Das interessante Phänomen ist nun, daß dieses Einlesen natürlich einen kurzen Moment dauert. Ruft man allerdings Windows 3.11 vorher auf, beendet es wieder, und startet dann unter DOS den MpxPlay, geht dieser Dateizugriff  bzw. das Einlesen der Namen mindestens dreimal so schnell. How come?


Die Beschleunigung des Plattenzugriffs kommt doch eigentlich aus der smartdrv.exe. Die wird ja aber bereits beim Starten in der autoexec.bat aus dem Windows-Verzeichnis geladen. Und trotzdem gibt der Aufruf von Windows noch mal einen "Boost" bei der Geschwindigkeit. Ich würde ja vermuten, daß er durch Windows in einen schnellen 32-bittigen Zugriffsmodus geht, und dieser auch nach Beenden erhalten bleibt, aber eigentlich ist der 32-bittige-Dateizugriff in Windows deaktiviert.

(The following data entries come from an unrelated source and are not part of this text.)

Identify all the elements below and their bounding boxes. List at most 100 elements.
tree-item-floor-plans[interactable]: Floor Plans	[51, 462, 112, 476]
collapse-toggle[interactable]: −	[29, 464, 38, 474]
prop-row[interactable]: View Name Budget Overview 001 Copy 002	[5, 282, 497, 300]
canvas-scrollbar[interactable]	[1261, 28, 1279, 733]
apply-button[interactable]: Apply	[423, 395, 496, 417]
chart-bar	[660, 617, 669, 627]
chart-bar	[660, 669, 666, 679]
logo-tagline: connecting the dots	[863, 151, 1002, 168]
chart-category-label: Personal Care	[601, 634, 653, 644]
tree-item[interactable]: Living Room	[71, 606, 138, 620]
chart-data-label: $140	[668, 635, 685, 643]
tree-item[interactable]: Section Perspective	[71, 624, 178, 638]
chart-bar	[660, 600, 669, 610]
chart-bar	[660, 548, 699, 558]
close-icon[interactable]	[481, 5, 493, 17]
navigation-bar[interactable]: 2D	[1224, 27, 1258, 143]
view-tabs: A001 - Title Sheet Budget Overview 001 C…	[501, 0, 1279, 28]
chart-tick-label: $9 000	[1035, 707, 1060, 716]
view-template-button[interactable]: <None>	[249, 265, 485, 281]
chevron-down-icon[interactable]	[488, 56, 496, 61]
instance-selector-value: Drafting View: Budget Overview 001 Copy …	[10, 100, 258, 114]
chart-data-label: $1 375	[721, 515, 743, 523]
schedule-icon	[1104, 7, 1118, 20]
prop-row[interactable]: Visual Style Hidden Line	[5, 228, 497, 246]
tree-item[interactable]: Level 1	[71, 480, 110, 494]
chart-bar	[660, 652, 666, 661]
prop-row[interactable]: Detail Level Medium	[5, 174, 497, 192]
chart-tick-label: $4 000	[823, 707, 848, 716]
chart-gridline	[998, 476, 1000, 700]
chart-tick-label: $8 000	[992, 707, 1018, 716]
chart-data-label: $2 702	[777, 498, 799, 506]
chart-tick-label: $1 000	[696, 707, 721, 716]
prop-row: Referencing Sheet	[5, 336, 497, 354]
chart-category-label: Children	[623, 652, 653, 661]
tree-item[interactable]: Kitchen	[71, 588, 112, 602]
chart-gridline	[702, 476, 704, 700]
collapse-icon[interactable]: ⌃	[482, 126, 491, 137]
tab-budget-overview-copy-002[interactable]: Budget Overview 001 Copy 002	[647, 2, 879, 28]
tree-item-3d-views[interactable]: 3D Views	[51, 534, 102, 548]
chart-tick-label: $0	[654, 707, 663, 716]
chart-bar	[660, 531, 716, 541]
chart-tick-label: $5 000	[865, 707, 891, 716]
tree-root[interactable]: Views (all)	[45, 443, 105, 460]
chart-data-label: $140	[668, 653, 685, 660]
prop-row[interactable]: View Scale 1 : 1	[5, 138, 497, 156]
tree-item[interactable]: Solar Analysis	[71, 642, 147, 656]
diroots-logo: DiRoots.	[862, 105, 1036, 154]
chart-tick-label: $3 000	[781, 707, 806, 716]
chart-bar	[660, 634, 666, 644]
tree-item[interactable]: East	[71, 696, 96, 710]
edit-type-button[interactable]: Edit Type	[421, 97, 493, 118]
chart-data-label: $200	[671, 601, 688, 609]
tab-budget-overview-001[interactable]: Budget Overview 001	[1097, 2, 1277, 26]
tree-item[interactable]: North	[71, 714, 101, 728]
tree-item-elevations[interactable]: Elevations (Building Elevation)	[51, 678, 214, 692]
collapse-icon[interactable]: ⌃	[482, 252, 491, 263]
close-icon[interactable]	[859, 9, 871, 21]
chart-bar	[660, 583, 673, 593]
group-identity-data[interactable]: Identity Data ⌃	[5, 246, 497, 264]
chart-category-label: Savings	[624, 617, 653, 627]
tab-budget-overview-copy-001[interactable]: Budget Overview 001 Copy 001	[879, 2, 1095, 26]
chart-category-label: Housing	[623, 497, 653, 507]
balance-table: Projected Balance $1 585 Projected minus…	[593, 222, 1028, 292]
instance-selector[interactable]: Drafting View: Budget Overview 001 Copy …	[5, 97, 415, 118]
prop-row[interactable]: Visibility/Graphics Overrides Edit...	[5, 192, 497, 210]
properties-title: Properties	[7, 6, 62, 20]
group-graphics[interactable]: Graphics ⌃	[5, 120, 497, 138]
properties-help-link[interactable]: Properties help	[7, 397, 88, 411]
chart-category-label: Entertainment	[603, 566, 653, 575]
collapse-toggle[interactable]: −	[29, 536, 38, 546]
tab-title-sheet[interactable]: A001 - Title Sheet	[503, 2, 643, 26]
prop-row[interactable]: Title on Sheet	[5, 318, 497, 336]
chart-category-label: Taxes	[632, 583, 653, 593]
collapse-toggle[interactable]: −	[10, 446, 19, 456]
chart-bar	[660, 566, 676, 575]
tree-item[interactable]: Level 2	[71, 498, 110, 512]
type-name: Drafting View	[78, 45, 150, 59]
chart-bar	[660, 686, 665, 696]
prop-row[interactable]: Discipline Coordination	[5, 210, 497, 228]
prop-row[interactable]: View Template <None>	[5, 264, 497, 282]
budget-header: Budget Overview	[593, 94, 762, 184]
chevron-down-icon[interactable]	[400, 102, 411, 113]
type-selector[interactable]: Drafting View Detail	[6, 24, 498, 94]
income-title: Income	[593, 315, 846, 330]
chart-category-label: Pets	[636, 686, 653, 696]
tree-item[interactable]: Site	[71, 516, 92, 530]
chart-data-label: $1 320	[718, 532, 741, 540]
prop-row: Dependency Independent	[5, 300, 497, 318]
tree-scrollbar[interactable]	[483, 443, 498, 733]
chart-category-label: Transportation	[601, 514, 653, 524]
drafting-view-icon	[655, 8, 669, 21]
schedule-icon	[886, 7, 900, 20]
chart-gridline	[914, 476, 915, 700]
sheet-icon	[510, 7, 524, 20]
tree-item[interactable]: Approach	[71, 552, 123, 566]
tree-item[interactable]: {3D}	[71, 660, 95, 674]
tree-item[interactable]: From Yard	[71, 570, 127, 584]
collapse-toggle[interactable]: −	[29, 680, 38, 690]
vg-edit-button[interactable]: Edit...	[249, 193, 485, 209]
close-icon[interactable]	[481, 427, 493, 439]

Das Phänomen tritt auch nur auf dem Notebook auf, und nur im Zusammenspiel mit MpxPlay. Die Fragestellung ist also: warum ist der Dateizugriff auf MP3-tags unter MpxPlay dreimal so schnell, wenn vorher Windows gestartet und wieder beendet wurde?

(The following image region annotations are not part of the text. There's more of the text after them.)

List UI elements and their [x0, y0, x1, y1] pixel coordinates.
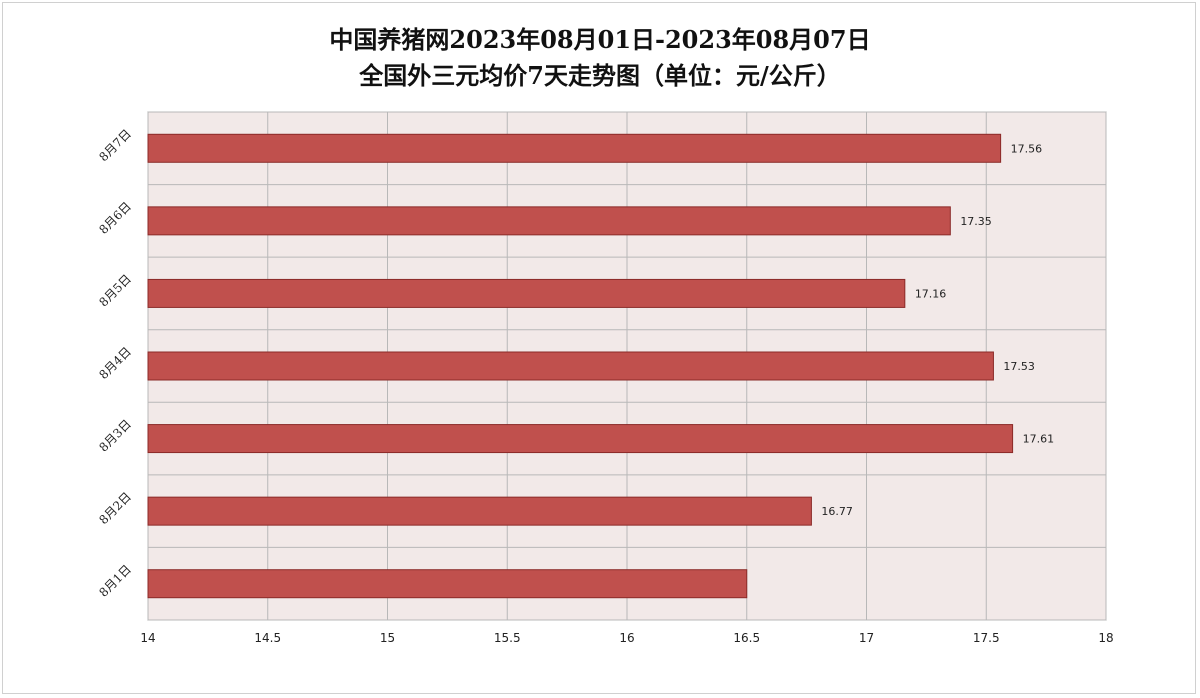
x-tick-label: 15.5: [494, 631, 521, 645]
x-tick-label: 14: [140, 631, 155, 645]
y-category-label: 8月1日: [96, 562, 134, 600]
data-label: 17.16: [915, 287, 947, 300]
data-label: 16.77: [821, 505, 853, 518]
data-label: 17.61: [1023, 433, 1055, 446]
y-category-label: 8月4日: [96, 344, 134, 382]
y-category-label: 8月5日: [96, 272, 134, 310]
bar: [147, 133, 1002, 163]
data-label: 17.35: [960, 215, 992, 228]
y-category-label: 8月7日: [96, 127, 134, 165]
y-category-label: 8月3日: [96, 417, 134, 455]
bar: [147, 569, 748, 599]
bar: [147, 206, 951, 236]
y-category-label: 8月6日: [96, 199, 134, 237]
chart-subtitle: 全国外三元均价7天走势图（单位：元/公斤）: [359, 61, 841, 90]
bar: [147, 496, 812, 526]
x-tick-label: 14.5: [254, 631, 281, 645]
x-tick-label: 16: [619, 631, 634, 645]
data-label: 17.56: [1011, 142, 1043, 155]
bar: [147, 424, 1014, 454]
chart-title: 中国养猪网2023年08月01日-2023年08月07日: [329, 25, 871, 54]
bar: [147, 278, 906, 308]
bar: [147, 351, 994, 381]
y-category-label: 8月2日: [96, 489, 134, 527]
x-tick-label: 17: [859, 631, 874, 645]
x-tick-label: 16.5: [733, 631, 760, 645]
x-tick-label: 17.5: [973, 631, 1000, 645]
x-tick-label: 18: [1098, 631, 1113, 645]
x-tick-label: 15: [380, 631, 395, 645]
data-label: 17.53: [1003, 360, 1035, 373]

Phänomen 2 - Adressierungsgrenzen unter WfW 3.11 bei jpg und png unterschiedlich


Das zweite Phänomen betrifft jpg- und png-Dateien unter Windows 3.11. Nun sind ja auch "größere" jpgs von z.B. 2.500 x 3.000 Pixel Auflösung kein Problem unter WfW, und werden von xnview problemlos (natürlich etwas langsamer) geöffnet. Werden die Dateien allerdings zu groß, also z.B. 4.000 x 5.000 Pixel gibt es doch Probleme. Dann gibt es viel Plattenaktivität und irgendwann bleibt er hängen, und gibt sinngemäß eine Meldung aus, daß ein Speicherbereich oder "Rahmen" nicht adressiert werden konnte.


Obwohl xnview auf Win32s aufsetzt, gehe ich mal davon aus, daß es ein 16-Bit- bzw. Segmentierungsproblem in Windows selbst ist. Er versucht wohl, Speicher am Stück (?) für das Entpacken des großen jpg-Bildes zu reservieren, stößt aber irgendwann an eine Grenze. Da kann man vermutlich nix machen bzw. muß sehr große jpgs halt vorher verkleinern oder auf png konvertieren.


Jetzt aber das interessante Phänomen: mit png-Dateien funktioniert es problemlos, d.h. ich kann eine png-Datei mit 4.000 x 5.000 Pixel Auflösung unter WfW 3.11 öffnen und auch betrachten (gut, natürlich nicht in dieser Auflösung komplett auf dem Bildschirm, sondern im Ausschnitt bzw. verkleinert). Aber jpg und png sind doch eigentlich nur die Pack-Algorithmen für die Bilder, also wie kommt es, daß WfW 3.11 bei jpg-Bildern an eine Addressierungsgrenze stößt, png-Bilder gleicher Größe aber öffnet? Entpackt sollten doch die Bilder den gleichen Speicherplatz benötigen?


Vielleicht stehe ich ja irgendwie auf der Leitung, aber falls jemand Erklärungen für beide Phänomene hat, dann gerne her damit. Ich will mein DOS und WfW gerne so gut wie möglich kennen und Antworten auf alles haben.